When the piezo 21 is displaced to obtain the tracking driving force and the driving force necessary for focusing in response to the direction of the magnetic flux and the current, these variables are reduced and at the same time the driving force is directly generated by the potential difference and the magnetic flux, so The century is great.

Therefore, set the driving range of the objective lens in the focusing direction to ± 1 to 2mm and the tracking direction to ± 0.3 to 0.5mm as the driving area.In the playback stage, ± 1µm in the focusing direction and ± 0.1µm in the tracking direction. The area can be larger than that of general actuators designed to follow. This results in an increase in the double speed of the objective lens for playback and recording, resulting in adaptation to high double speed.

In addition, the wire spring-supported two-dimensional actuator is structurally integrated with a tracking / focusing drive unit, so that the separation of the drive is not complete due to interference and crosstalk between each other. However, the tracking / focusing drive unit has a piezo and leaf spring-type movable member. By replacing it, it is possible to separate the drive.
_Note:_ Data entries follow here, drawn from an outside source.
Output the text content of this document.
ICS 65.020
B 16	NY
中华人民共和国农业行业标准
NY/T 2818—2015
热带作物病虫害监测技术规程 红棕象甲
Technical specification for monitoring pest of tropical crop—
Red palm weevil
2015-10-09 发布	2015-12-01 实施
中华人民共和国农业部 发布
This suppresses the occurrence of unnecessary vibration modes, which helps to ensure the stability of playback and recording operations.

As described above, the present invention enables the high-speed driving of the objective lens required for the double speed increase for the reproduction and recording of the optical pickup head, which is effective in increasing the double speed, and maintains the driving force of the objective lens while maintaining a stable frequency response. In addition, since the driving source in the focusing / tracking direction can be completely separated, unnecessary vibration mode formation can be suppressed, thereby improving the stability and reliability of the playback and recording operations.

Claims (4)

A tracking driver having a piezo displaced by a potential difference in the tracking direction according to the objective lens driving direction; Several movable members which are installed in parallel with the tracking driving unit and arranged in the focusing direction to cause displacement in response to the potential difference and drive the objective lens therefrom; A focusing drive system for driving a movable member comprising a coil, a yoke and a magnet installed inside the movable member to displace the movable member; The objective lens driving apparatus of the optical pickup, characterized in that consisting of a connecting member for connecting the tracking driver and the focusing driver. The objective lens driving apparatus of claim 1, wherein the movable member provided in the focusing direction is a leaf spring supported by the connecting member and the frame. The objective lens of claim 1, wherein in the focusing drive system for driving the movable member consisting of the coil, the yoke, and the magnet, a relatively light coil is placed on the driving side with a magnet and a yoke on the fixed side. Drive system. According to claim 1, The magnet is arranged in the order of the NS in order to leave the direction of the magnetic flux to the left under the condition that there is a tracking drive on the left side, and the direction of the current is installed to maintain the direction going through or entering the ground And a coil mounted to the ground in the vertical direction.